Michael Kauffman (Santa Monica)
“The race’s organizer, Gary Cantrell, said he studied the route and considered it safe.” Apparently not...
Sylvia (New York)
@Michael Kauffman agreed. According to his own standards apparently.
Sam K (Chicago, IL)
The far more significant issue is that in many parts of the country, infrastructure is built to kill pedestrians. The number of pedestrians killed in the US has risen 50% since 2009, despite all the new safety technology in cars. States in the Deep South are always at the top of the list of most dangerous places for pedestrians--Alabama is #2. New arterial roads are built without any accommodation for people who aren't driving, and more and more drivers ride in trucks and SUVs that get bigger and taller every year. Was there negligence by the race organizers? Maybe, I don't know. But it's no comparison to the decades-long negligence of our government and transportation planners.
paul easton (Hartford CT)
@Sam K You may be right in general but it has nothing to do with this. How could you plan for people crossing a highway in random places in the dark? In my opinion all of those people could plead insanity.
S North (Europe)
The runner who thought that the lack of warning was dangerous was right - and he should have acted accordingly. But reasonable thinking goes out the window when you're near your goal. I think the organizer also bears responsibility. A highway should never have been part of this or any race.
Hazelmom (US)
Responsibility for Ms. McCoy's accident is clear. She bears it.
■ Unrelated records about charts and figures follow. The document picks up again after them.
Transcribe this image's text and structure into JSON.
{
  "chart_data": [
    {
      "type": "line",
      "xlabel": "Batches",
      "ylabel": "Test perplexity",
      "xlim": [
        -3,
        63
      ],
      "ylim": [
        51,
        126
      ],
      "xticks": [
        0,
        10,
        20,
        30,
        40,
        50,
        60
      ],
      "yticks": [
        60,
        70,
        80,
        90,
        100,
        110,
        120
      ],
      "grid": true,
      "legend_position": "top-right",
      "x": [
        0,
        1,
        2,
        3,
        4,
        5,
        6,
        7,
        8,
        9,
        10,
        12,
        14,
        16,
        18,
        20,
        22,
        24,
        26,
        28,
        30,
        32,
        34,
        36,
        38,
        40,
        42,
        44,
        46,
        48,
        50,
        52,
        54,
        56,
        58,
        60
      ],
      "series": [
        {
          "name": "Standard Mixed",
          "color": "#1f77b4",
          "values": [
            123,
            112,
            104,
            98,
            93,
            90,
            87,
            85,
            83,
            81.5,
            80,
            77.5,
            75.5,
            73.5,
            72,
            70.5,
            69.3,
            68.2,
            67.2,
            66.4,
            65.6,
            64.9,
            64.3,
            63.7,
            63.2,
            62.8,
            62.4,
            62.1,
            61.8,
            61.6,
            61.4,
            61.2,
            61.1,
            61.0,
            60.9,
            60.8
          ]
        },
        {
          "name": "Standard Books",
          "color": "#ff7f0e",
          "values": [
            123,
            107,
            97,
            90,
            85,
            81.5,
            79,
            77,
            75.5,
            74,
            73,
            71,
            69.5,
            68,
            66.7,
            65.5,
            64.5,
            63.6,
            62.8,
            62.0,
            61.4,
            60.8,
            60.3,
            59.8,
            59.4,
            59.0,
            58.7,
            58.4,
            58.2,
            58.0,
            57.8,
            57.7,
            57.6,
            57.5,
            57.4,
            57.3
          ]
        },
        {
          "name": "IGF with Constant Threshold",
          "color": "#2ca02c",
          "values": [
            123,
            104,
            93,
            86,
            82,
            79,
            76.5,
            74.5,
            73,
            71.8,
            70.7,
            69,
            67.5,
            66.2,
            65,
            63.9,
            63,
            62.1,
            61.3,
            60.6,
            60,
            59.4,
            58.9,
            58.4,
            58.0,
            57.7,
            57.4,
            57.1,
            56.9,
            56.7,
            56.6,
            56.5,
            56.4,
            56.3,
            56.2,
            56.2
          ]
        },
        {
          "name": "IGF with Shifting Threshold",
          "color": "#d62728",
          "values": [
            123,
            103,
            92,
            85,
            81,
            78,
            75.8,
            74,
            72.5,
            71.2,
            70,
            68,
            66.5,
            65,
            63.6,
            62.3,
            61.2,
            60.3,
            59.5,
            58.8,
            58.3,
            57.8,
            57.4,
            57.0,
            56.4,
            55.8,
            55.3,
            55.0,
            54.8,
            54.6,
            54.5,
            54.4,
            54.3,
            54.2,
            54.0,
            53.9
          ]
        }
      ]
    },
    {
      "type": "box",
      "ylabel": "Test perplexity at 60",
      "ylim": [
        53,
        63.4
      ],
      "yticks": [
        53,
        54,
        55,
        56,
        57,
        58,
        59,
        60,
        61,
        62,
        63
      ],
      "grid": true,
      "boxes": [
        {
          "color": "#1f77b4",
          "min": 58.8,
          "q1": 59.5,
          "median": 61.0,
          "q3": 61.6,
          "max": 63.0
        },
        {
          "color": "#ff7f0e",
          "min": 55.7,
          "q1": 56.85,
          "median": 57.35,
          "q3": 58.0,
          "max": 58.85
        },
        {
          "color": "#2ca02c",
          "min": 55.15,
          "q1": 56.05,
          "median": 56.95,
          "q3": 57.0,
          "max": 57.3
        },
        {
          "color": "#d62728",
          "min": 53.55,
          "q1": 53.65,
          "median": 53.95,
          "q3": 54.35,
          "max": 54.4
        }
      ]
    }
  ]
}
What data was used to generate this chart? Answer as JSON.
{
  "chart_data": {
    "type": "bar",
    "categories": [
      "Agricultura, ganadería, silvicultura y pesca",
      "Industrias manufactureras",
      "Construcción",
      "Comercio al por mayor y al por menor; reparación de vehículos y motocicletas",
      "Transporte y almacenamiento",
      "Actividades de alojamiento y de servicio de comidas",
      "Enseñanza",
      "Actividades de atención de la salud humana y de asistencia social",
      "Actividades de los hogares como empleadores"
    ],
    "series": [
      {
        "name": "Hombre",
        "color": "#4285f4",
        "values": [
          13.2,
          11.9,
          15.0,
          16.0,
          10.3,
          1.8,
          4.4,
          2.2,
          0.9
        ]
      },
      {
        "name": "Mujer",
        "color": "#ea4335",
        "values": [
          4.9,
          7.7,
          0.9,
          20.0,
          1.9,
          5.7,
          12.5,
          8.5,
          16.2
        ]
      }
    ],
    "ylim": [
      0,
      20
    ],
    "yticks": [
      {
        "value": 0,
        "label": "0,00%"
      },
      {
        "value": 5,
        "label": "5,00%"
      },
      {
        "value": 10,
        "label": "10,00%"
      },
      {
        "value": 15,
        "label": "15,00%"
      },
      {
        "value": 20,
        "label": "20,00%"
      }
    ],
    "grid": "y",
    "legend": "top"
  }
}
An adult who runs across a busy multi-lane highway understands the consequences.
Klystron (High Desert NV)
@Hazelmom Thanks for giving this point of view but realistically, how would a north Manhattan runner understand the dangers of a pedestrian crossing a divided highway in the deep South. The organizer provided insufficient information delayed until just before the start. Her worn out shoes indicate a runner with limited resources and an unproven track.
JD (Barcelona)
@Klystron And yet she chose to continue without proper footwear and with no previous study of the route. Not wise.
Elizabeth (NC)
I can easily imagine the shock and horror of a driver on a busy highway in the dark having a person essentially run out of nowhere in front of them. If it is a test of rigor versus recklessness, with no permits, no signs, no warnings, I think most reasonable perople would believe it was reckless.
Karin (Florida)
@Elizabeth I hadn't considered that horrified driver, who will have to live with this. Not that it will assuage this kind of suffering, but perhaps a lawsuit could be brought.
L.E. (Central Texas)
@Elizabeth My first thoughts were of the driver of the car who hit the runner. What went through that person's mind when they hit someone who decided to run across a four-lane, divided highway. How horrified that person must have been.
Buff Dancer (Beverly Hills)
@Elizabeth Strange no information about the driver. Not even a "the driver refused comment". Putting a driver in the position to hit someone at 70 miles an hour is a huge part of this story.